Probably the most likable character in the film is Jenny's father, played by John Marley, who you'll recognize from roughly ten billion movies. He comes off as likable because he's the only guy to cast a somewhat critical eye towards anything the sacred Oliver/Jenny couple does while still supporting them. He lets them have their dumb self-guided ceremony with the embarrassing vows, but he rolls his eyes the whole way through. The audience can relate, which is refreshing, because we can't relate to our leads.
Which leads me to an interesting observation: I'm three films into February, and all three feature a main couple who isn't very relatable and doesn't have great chemistry. The first two were good in spite of this, this third one -- not so much. Still, they're all known as great romance films. The other thing they all have in common? Death and tragedy.
Maybe at the time the film came out this material was refreshing. I don't know. When the movie ended, I thought I recalled a negative Roger Ebert review, so I pulled my 1987 movie guide down from the shelf and cracked it open to check it out. Sometimes it's more fun to look up Ebert reviews the old fashioned way even though they're all readily available at the Sun Times website. I was surprised to find a 4 star review. The review did trash the novel that was written around the same time as the screenplay, so I guess maybe that's why I remember it as negative.

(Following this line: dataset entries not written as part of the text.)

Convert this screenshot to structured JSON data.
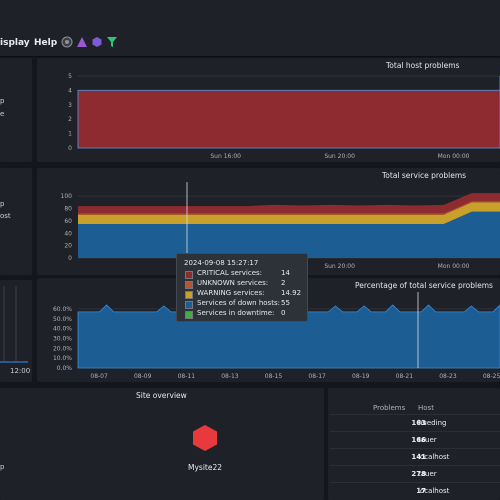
{
  "menu": {
    "display": "isplay",
    "help": "Help"
  },
  "toolbar_icons": [
    "status-icon",
    "warning-triangle-icon",
    "hexagon-icon",
    "filter-icon"
  ],
  "colors": {
    "critical": "#8e2b31",
    "unknown": "#b8542d",
    "warning": "#c9a12a",
    "down_hosts": "#1c5e93",
    "downtime": "#3fae49",
    "accent_red": "#e83a3d"
  },
  "panels": {
    "host_problems": {
      "title": "Total host problems",
      "side_labels": [
        "p",
        "e"
      ]
    },
    "service_problems": {
      "title": "Total service problems",
      "side_labels": [
        "p",
        "ost"
      ]
    },
    "percentage": {
      "title": "Percentage of total service problems"
    },
    "left_mini": {
      "time_label": "12:00"
    },
    "site_overview": {
      "title": "Site overview",
      "site_name": "Mysite22",
      "side_label": "p"
    },
    "host_table": {
      "col_problems": "Problems",
      "col_host": "Host",
      "rows": [
        {
          "problems": "163",
          "host": "hueding"
        },
        {
          "problems": "166",
          "host": "tauer"
        },
        {
          "problems": "141",
          "host": "localhost"
        },
        {
          "problems": "278",
          "host": "tauer"
        },
        {
          "problems": "17",
          "host": "localhost"
        }
      ]
    }
  },
  "tooltip": {
    "timestamp": "2024-09-08 15:27:17",
    "rows": [
      {
        "label": "CRITICAL services:",
        "value": "14"
      },
      {
        "label": "UNKNOWN services:",
        "value": "2"
      },
      {
        "label": "WARNING services:",
        "value": "14.92"
      },
      {
        "label": "Services of down hosts:",
        "value": "55"
      },
      {
        "label": "Services in downtime:",
        "value": "0"
      }
    ]
  },
  "chart_data": [
    {
      "type": "area",
      "title": "Total host problems",
      "x_ticks": [
        "Sun 16:00",
        "Sun 20:00",
        "Mon 00:00"
      ],
      "y_ticks": [
        0,
        1,
        2,
        3,
        4,
        5
      ],
      "ylim": [
        0,
        5
      ],
      "series": [
        {
          "values": [
            4,
            4,
            4,
            4,
            4,
            4,
            4,
            4,
            4,
            4,
            4,
            4,
            4,
            4,
            4,
            5
          ]
        }
      ]
    },
    {
      "type": "area",
      "title": "Total service problems",
      "x_ticks": [
        "Sun 16:00",
        "Sun 20:00",
        "Mon 00:00"
      ],
      "y_ticks": [
        0,
        20,
        40,
        60,
        80,
        100
      ],
      "ylim": [
        0,
        110
      ],
      "series": [
        {
          "name": "Services of down hosts",
          "values": [
            55,
            55,
            55,
            55,
            55,
            55,
            55,
            55,
            55,
            55,
            55,
            55,
            55,
            55,
            75,
            75
          ]
        },
        {
          "name": "WARNING services",
          "values": [
            15,
            15,
            15,
            15,
            15,
            15,
            15,
            15,
            15,
            15,
            15,
            15,
            15,
            15,
            15,
            15
          ]
        },
        {
          "name": "UNKNOWN services",
          "values": [
            2,
            2,
            2,
            2,
            2,
            2,
            2,
            2,
            2,
            2,
            2,
            2,
            2,
            2,
            2,
            2
          ]
        },
        {
          "name": "CRITICAL services",
          "values": [
            12,
            12,
            12,
            12,
            12,
            12,
            12,
            14,
            13,
            14,
            13,
            14,
            13,
            14,
            13,
            13
          ]
        }
      ]
    },
    {
      "type": "area",
      "title": "Percentage of total service problems",
      "x_ticks": [
        "08-07",
        "08-09",
        "08-11",
        "08-13",
        "08-15",
        "08-17",
        "08-19",
        "08-21",
        "08-23",
        "08-25"
      ],
      "y_ticks": [
        "60.0%",
        "50.0%",
        "40.0%",
        "30.0%",
        "20.0%",
        "10.0%",
        "0.0%"
      ],
      "ylim": [
        0,
        65
      ],
      "series": [
        {
          "values": [
            57,
            57,
            57,
            57,
            64,
            57,
            57,
            57,
            57,
            57,
            57,
            57,
            63,
            57,
            57,
            63,
            57,
            57,
            57,
            57,
            57,
            64,
            57,
            57,
            57,
            57,
            57,
            57,
            64,
            57,
            57,
            57,
            57,
            57,
            57,
            57,
            63,
            57,
            57,
            57,
            63,
            57,
            57,
            57,
            64,
            57,
            57,
            57,
            57,
            64,
            57,
            57,
            57,
            57,
            57,
            63,
            57,
            57,
            57,
            64
          ]
        }
      ]
    }
  ]
}
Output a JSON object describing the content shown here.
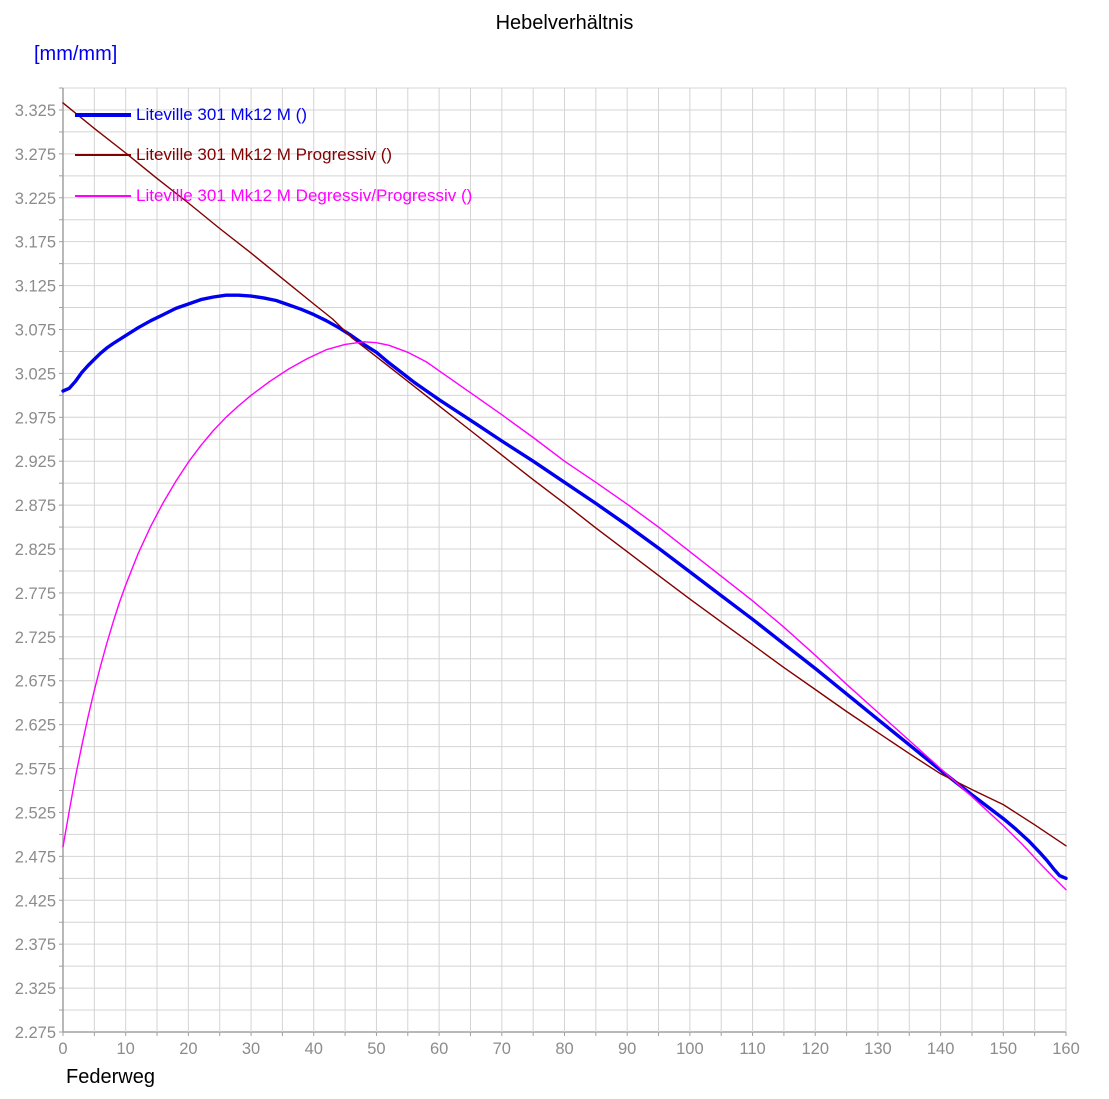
{
  "chart_data": {
    "type": "line",
    "title": "Hebelverhältnis",
    "y_unit_label": "[mm/mm]",
    "xlabel": "Federweg",
    "grid": true,
    "legend_position": "top-left-inside",
    "x_axis": {
      "min": 0,
      "max": 160,
      "grid_step": 5,
      "label_step": 10
    },
    "y_axis": {
      "min": 2.275,
      "max": 3.35,
      "grid_step": 0.025,
      "label_step": 0.05,
      "label_top": 3.325
    },
    "x_tick_labels": [
      "0",
      "10",
      "20",
      "30",
      "40",
      "50",
      "60",
      "70",
      "80",
      "90",
      "100",
      "110",
      "120",
      "130",
      "140",
      "150",
      "160"
    ],
    "y_tick_labels": [
      "3.325",
      "3.275",
      "3.225",
      "3.175",
      "3.125",
      "3.075",
      "3.025",
      "2.975",
      "2.925",
      "2.875",
      "2.825",
      "2.775",
      "2.725",
      "2.675",
      "2.625",
      "2.575",
      "2.525",
      "2.475",
      "2.425",
      "2.375",
      "2.325",
      "2.275"
    ],
    "colors": {
      "grid": "#d4d4d4",
      "axis": "#a0a0a0",
      "tick_text": "#8c8c8c",
      "title_text": "#000000",
      "unit_text": "#0000ee"
    },
    "series": [
      {
        "name": "Liteville 301 Mk12 M ()",
        "color": "#0000ee",
        "width": 3.4,
        "points": [
          [
            0,
            3.005
          ],
          [
            1,
            3.008
          ],
          [
            2,
            3.016
          ],
          [
            3,
            3.026
          ],
          [
            4,
            3.034
          ],
          [
            5,
            3.041
          ],
          [
            6,
            3.048
          ],
          [
            7,
            3.054
          ],
          [
            8,
            3.059
          ],
          [
            10,
            3.068
          ],
          [
            12,
            3.077
          ],
          [
            14,
            3.085
          ],
          [
            16,
            3.092
          ],
          [
            18,
            3.099
          ],
          [
            20,
            3.104
          ],
          [
            22,
            3.109
          ],
          [
            24,
            3.112
          ],
          [
            26,
            3.114
          ],
          [
            28,
            3.114
          ],
          [
            30,
            3.113
          ],
          [
            32,
            3.111
          ],
          [
            34,
            3.108
          ],
          [
            36,
            3.103
          ],
          [
            38,
            3.098
          ],
          [
            40,
            3.092
          ],
          [
            42,
            3.085
          ],
          [
            44,
            3.077
          ],
          [
            46,
            3.068
          ],
          [
            48,
            3.058
          ],
          [
            50,
            3.049
          ],
          [
            52,
            3.037
          ],
          [
            54,
            3.026
          ],
          [
            56,
            3.015
          ],
          [
            58,
            3.005
          ],
          [
            60,
            2.995
          ],
          [
            63,
            2.981
          ],
          [
            66,
            2.967
          ],
          [
            70,
            2.948
          ],
          [
            75,
            2.925
          ],
          [
            80,
            2.901
          ],
          [
            85,
            2.877
          ],
          [
            90,
            2.852
          ],
          [
            95,
            2.826
          ],
          [
            100,
            2.799
          ],
          [
            105,
            2.772
          ],
          [
            110,
            2.745
          ],
          [
            115,
            2.717
          ],
          [
            120,
            2.689
          ],
          [
            125,
            2.66
          ],
          [
            130,
            2.631
          ],
          [
            135,
            2.602
          ],
          [
            140,
            2.573
          ],
          [
            145,
            2.545
          ],
          [
            150,
            2.518
          ],
          [
            152,
            2.506
          ],
          [
            154,
            2.493
          ],
          [
            156,
            2.478
          ],
          [
            157,
            2.47
          ],
          [
            158,
            2.461
          ],
          [
            159,
            2.453
          ],
          [
            160,
            2.45
          ]
        ]
      },
      {
        "name": "Liteville 301 Mk12 M Progressiv ()",
        "color": "#820000",
        "width": 1.4,
        "points": [
          [
            0,
            3.333
          ],
          [
            5,
            3.304
          ],
          [
            10,
            3.276
          ],
          [
            15,
            3.247
          ],
          [
            20,
            3.219
          ],
          [
            25,
            3.19
          ],
          [
            30,
            3.162
          ],
          [
            35,
            3.133
          ],
          [
            40,
            3.104
          ],
          [
            43,
            3.087
          ],
          [
            46,
            3.066
          ],
          [
            50,
            3.044
          ],
          [
            55,
            3.016
          ],
          [
            60,
            2.988
          ],
          [
            65,
            2.96
          ],
          [
            70,
            2.932
          ],
          [
            75,
            2.904
          ],
          [
            80,
            2.877
          ],
          [
            85,
            2.849
          ],
          [
            90,
            2.822
          ],
          [
            95,
            2.795
          ],
          [
            100,
            2.768
          ],
          [
            105,
            2.742
          ],
          [
            110,
            2.716
          ],
          [
            115,
            2.69
          ],
          [
            120,
            2.665
          ],
          [
            125,
            2.64
          ],
          [
            130,
            2.616
          ],
          [
            135,
            2.592
          ],
          [
            140,
            2.569
          ],
          [
            145,
            2.551
          ],
          [
            150,
            2.534
          ],
          [
            155,
            2.511
          ],
          [
            160,
            2.487
          ]
        ]
      },
      {
        "name": "Liteville 301 Mk12 M Degressiv/Progressiv ()",
        "color": "#ff00ff",
        "width": 1.4,
        "points": [
          [
            0,
            2.486
          ],
          [
            1,
            2.527
          ],
          [
            2,
            2.566
          ],
          [
            3,
            2.601
          ],
          [
            4,
            2.634
          ],
          [
            5,
            2.664
          ],
          [
            6,
            2.692
          ],
          [
            7,
            2.718
          ],
          [
            8,
            2.742
          ],
          [
            9,
            2.764
          ],
          [
            10,
            2.784
          ],
          [
            12,
            2.82
          ],
          [
            14,
            2.851
          ],
          [
            16,
            2.878
          ],
          [
            18,
            2.902
          ],
          [
            20,
            2.924
          ],
          [
            22,
            2.943
          ],
          [
            24,
            2.96
          ],
          [
            26,
            2.975
          ],
          [
            28,
            2.988
          ],
          [
            30,
            3.0
          ],
          [
            33,
            3.016
          ],
          [
            36,
            3.03
          ],
          [
            39,
            3.042
          ],
          [
            42,
            3.052
          ],
          [
            45,
            3.058
          ],
          [
            48,
            3.061
          ],
          [
            50,
            3.06
          ],
          [
            52,
            3.057
          ],
          [
            55,
            3.049
          ],
          [
            58,
            3.038
          ],
          [
            60,
            3.028
          ],
          [
            63,
            3.013
          ],
          [
            66,
            2.998
          ],
          [
            70,
            2.978
          ],
          [
            75,
            2.952
          ],
          [
            80,
            2.925
          ],
          [
            85,
            2.901
          ],
          [
            90,
            2.876
          ],
          [
            95,
            2.85
          ],
          [
            100,
            2.822
          ],
          [
            105,
            2.794
          ],
          [
            110,
            2.766
          ],
          [
            115,
            2.736
          ],
          [
            120,
            2.704
          ],
          [
            125,
            2.671
          ],
          [
            130,
            2.639
          ],
          [
            135,
            2.607
          ],
          [
            140,
            2.575
          ],
          [
            145,
            2.543
          ],
          [
            150,
            2.51
          ],
          [
            153,
            2.489
          ],
          [
            156,
            2.466
          ],
          [
            158,
            2.451
          ],
          [
            160,
            2.437
          ]
        ]
      }
    ],
    "legend_rows_y": [
      103,
      143,
      184
    ]
  },
  "layout_note": ""
}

Now, even though I didn't particularly like it, the movie still does its job. It's a tearjerker, and it jerks tears. I didn't cry, but despite the movie's flaws, you can't deny the power of the tragedy. Oliver's last visit to Jenny in the hospital is heart breaking not just because of the looming death, but because of Oliver's misplaced (but understandable) guilt and Jenny's accepting forgiveness. It's a dramatic example of the kind of compromises couples have to make all the time in order to remain a couple.
Aside from the tragic ending and the popular Francis Lai score, the movie is best known for the line, "Love means never having to say you're sorry."
My favorite line appears early in the story and seems more true to me than most of the rest of the movie:
"How can you see me and still love me?"
It's funny -- the people we have the deepest relationships with usually know us the best. That means they know all the bad parts and the good parts, the parts most other people don't see. And, even with the deep dark secrets, they love us anyway, and we love them. You'd think it would be the other way around, but it's not.